Detecting and Preventing Partial Block Writes by Leveraging Storage Solutions

IP.com Disclosure Number: IPCOM000033306D
Original Publication Date: 2004-Dec-06
Included in the Prior Art Database: 2004-Dec-06
Document File: 2 page(s) / 55K

Publishing Venue

IBM

Abstract

The core idea is to use page size information by storage controller and replication appliances in order to check the page integrity before writing it to the local storage or propagating it to a remote site.

This text was extracted from a PDF file.
This is the abbreviated version, containing approximately 44% of the total text.

Page 1 of 2

Detecting and Preventing Partial Block Writes by Leveraging Storage Solutions

Some applications, such as databases and file systems, transfer their data to and from devices (disks) in discrete blocks, which are called pages. The pages are buffered in memory. IBM* DB2**, for instance, supports various page sizes including 4k, 8k, 16K and 32k. The default size is 4k, and an administrator can change this value.

    In general, applications write each data page to the disk by an atomic write operation. The underlying layers (e.g. file system, operating system, or device driver) may "break" this page write into multiple IO requests suitable for their respective operations. If a disaster occurs during these partial writes, it will result in inconsistent data on the storage.
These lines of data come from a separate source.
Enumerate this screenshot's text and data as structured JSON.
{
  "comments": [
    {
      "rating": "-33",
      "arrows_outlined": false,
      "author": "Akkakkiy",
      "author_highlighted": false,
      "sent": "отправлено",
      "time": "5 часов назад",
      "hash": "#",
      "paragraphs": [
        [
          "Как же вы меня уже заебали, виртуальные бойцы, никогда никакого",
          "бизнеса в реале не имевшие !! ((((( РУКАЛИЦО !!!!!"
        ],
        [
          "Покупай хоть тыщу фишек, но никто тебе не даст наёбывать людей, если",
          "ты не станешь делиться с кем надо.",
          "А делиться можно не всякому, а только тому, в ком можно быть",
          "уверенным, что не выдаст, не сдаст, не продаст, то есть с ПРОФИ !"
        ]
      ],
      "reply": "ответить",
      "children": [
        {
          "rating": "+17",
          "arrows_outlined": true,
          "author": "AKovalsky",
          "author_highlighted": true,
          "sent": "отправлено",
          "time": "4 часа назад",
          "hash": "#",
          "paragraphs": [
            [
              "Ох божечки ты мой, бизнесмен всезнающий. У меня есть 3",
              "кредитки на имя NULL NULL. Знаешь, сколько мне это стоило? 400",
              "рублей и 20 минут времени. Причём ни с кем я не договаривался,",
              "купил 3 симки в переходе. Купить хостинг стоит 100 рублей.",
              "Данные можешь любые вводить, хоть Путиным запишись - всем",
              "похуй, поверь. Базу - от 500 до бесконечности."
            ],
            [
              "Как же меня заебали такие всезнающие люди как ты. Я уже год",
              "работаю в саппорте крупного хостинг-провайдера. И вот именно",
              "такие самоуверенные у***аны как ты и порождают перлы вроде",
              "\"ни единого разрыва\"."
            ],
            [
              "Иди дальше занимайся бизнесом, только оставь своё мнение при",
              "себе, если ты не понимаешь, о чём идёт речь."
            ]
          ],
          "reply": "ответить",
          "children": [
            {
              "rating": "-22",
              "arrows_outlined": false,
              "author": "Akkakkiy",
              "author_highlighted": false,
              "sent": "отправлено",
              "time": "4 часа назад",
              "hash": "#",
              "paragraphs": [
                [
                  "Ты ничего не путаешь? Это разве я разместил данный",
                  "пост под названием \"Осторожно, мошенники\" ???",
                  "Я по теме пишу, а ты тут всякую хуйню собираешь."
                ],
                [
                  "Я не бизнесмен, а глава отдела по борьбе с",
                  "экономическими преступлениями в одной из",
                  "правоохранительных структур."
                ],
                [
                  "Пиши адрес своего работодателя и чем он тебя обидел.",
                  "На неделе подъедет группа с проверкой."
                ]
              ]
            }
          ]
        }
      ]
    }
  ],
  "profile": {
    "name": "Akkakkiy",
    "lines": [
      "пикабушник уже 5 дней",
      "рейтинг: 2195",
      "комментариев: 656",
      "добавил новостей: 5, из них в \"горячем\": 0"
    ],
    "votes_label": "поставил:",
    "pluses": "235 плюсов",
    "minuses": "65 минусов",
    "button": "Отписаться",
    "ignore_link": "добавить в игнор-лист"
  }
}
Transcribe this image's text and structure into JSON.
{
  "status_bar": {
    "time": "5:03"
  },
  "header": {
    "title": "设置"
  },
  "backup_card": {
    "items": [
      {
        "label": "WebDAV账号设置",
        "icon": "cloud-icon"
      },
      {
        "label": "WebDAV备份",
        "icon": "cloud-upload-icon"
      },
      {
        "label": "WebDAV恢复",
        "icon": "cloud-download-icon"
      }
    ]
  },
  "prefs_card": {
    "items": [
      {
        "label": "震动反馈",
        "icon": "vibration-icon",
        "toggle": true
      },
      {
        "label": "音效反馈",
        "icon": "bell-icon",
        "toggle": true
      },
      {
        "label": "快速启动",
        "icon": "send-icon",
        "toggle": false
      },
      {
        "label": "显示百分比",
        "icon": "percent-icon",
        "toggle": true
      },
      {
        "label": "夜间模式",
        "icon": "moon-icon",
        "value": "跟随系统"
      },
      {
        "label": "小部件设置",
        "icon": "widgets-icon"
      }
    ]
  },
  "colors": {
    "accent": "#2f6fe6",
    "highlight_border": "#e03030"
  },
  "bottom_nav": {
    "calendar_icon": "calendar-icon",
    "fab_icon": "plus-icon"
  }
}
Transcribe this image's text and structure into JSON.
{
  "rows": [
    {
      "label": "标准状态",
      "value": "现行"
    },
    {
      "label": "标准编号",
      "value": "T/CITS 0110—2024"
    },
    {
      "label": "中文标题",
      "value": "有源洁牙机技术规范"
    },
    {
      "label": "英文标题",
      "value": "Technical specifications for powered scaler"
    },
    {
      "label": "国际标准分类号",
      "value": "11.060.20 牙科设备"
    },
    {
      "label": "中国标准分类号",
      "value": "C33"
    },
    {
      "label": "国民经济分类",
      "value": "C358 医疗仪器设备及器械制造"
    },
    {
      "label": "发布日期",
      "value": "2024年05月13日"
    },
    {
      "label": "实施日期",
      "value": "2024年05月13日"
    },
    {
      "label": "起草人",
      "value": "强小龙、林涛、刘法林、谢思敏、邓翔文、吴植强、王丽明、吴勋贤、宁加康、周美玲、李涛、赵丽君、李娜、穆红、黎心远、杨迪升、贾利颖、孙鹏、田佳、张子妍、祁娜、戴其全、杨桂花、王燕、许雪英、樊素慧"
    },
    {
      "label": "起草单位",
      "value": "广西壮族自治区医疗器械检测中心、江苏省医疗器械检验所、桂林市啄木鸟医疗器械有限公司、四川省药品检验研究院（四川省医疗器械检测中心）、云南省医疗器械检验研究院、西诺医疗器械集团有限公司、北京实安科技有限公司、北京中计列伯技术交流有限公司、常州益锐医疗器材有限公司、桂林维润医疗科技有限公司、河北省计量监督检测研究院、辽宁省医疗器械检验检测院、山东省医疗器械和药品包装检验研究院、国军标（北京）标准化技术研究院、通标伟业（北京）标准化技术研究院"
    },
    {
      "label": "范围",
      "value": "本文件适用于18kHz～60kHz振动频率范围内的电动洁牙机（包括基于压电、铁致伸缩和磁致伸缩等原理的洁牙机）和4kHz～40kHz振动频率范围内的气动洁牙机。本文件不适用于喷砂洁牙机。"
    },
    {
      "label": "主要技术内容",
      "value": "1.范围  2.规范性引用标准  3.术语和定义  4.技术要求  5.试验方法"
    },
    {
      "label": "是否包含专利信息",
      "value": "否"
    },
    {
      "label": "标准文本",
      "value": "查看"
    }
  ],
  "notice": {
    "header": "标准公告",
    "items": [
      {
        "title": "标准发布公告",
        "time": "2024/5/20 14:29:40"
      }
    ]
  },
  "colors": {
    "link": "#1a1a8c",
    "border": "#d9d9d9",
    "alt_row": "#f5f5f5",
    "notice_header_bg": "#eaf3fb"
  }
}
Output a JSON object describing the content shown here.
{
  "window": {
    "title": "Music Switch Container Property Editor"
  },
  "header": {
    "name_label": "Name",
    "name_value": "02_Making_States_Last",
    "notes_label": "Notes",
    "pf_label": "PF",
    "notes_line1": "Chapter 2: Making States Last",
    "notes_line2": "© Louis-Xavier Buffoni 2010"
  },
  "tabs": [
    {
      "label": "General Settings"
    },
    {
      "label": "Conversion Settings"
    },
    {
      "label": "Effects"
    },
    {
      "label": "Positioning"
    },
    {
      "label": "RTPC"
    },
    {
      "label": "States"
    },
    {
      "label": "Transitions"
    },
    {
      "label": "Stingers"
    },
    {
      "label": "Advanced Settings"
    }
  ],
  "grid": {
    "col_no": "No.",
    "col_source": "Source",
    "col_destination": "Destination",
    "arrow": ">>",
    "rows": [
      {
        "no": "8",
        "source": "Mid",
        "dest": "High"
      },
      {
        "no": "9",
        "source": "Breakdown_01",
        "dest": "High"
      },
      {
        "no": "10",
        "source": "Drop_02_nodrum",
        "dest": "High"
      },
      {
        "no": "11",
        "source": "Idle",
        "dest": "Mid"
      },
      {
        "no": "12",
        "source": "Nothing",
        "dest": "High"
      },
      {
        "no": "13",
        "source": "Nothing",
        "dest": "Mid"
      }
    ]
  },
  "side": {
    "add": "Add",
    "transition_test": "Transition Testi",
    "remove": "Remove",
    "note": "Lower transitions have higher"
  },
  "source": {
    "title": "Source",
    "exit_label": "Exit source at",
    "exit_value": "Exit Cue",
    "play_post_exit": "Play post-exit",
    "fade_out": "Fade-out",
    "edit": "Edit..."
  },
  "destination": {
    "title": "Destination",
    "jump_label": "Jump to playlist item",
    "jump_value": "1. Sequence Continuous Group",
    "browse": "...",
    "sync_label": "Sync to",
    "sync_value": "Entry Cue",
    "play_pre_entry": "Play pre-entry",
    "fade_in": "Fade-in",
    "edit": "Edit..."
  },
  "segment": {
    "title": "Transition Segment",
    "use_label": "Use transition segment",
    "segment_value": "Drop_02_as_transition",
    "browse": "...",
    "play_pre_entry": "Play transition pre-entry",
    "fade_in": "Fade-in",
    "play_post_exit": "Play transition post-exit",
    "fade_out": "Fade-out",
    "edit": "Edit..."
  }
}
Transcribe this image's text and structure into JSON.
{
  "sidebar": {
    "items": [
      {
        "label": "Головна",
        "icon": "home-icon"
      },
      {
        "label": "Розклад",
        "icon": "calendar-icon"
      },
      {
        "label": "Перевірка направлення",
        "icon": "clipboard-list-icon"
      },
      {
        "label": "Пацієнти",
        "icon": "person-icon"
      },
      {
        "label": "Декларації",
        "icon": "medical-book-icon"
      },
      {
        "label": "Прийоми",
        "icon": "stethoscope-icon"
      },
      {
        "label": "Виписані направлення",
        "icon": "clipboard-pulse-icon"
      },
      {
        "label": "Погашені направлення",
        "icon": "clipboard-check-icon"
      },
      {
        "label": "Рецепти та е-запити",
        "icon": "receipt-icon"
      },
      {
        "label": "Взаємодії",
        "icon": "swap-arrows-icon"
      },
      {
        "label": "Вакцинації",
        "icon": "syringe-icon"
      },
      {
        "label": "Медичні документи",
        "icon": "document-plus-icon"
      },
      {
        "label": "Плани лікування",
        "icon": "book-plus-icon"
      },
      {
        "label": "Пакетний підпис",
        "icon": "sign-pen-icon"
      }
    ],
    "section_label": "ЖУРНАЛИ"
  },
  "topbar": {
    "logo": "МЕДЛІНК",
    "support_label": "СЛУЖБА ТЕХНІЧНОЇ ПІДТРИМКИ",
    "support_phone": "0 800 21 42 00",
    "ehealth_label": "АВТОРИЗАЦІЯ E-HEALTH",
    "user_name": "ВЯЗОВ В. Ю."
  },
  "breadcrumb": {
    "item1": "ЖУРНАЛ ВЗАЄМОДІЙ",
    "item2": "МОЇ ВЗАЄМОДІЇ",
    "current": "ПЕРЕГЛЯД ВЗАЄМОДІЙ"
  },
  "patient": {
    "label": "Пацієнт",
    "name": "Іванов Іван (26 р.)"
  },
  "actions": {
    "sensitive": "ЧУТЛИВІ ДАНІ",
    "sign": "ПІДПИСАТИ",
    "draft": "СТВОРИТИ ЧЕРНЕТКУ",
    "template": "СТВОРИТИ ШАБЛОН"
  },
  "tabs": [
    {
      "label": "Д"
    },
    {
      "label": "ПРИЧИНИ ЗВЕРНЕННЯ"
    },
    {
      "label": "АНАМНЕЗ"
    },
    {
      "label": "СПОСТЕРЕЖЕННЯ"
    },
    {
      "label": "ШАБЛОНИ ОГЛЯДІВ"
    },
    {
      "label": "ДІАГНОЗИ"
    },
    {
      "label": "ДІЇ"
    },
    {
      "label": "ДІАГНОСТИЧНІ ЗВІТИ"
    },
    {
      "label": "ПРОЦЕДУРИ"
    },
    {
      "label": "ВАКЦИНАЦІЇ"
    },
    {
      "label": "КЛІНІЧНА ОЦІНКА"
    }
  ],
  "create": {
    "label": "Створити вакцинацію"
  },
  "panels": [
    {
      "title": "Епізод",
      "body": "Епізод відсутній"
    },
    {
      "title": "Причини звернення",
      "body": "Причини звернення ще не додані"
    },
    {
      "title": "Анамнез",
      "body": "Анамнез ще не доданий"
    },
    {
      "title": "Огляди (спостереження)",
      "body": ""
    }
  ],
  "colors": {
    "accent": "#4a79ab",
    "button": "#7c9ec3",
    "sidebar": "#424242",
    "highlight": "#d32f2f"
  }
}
This problem is known as the partial page write problem (also referred to as incomplete writes problem). Partial writes from the application perspective can result in inconsistent data being hardened.

    Some applications such as databases cannot recover from the partial page problem, and the entire database is marked corrupted. To understand why this happens, let us follow a specific example of a partial write in DB2 database, where only the first 5k of an 8k page have been written. Assume that the database manager was writing an 8K page to storage, when suddenly a server crash occurred, and only the first 5K of that page have been written.

    At restart time, the DB2 database manager knows the write did not complete, but it does not know whether the entire write buffer, none of the buffer, or some portion of it is on storage. The database manager reads the sectors from disk, receiving a page that contains parts of the new page and parts of the old page. This is a dangerous situation, because the header of the page, which describes where the records are located inside the page, no longer provides a valid description. For example, the header of the page contains a log sequence number (LSN) that indicates to the database manager which logs have yet to be applied. Since the LSN is in the header of the page, the page appears quite new, and the database manager believes that no changes are needed. However this is not the case, since the latter portion of the page does indeed require changes.

    In another example, the page is a leaf node in a B+Tree index, and the records may be out of order. If the database manager had the entire page as it was before the write, it would be able to apply the necessary log records. If the database manager had the entire page as it would be after the write, it would know to apply the necessary undo log records. A partial page, however, is an unrecoverable situation. In the best case, this leads to the entire database being marked as damaged, and a restore from backup is required. In the worst case, this leads to undetected data corruption.

    The partial page write data corruption problem is very rare, but when it happens, it can have a catastrophic effe...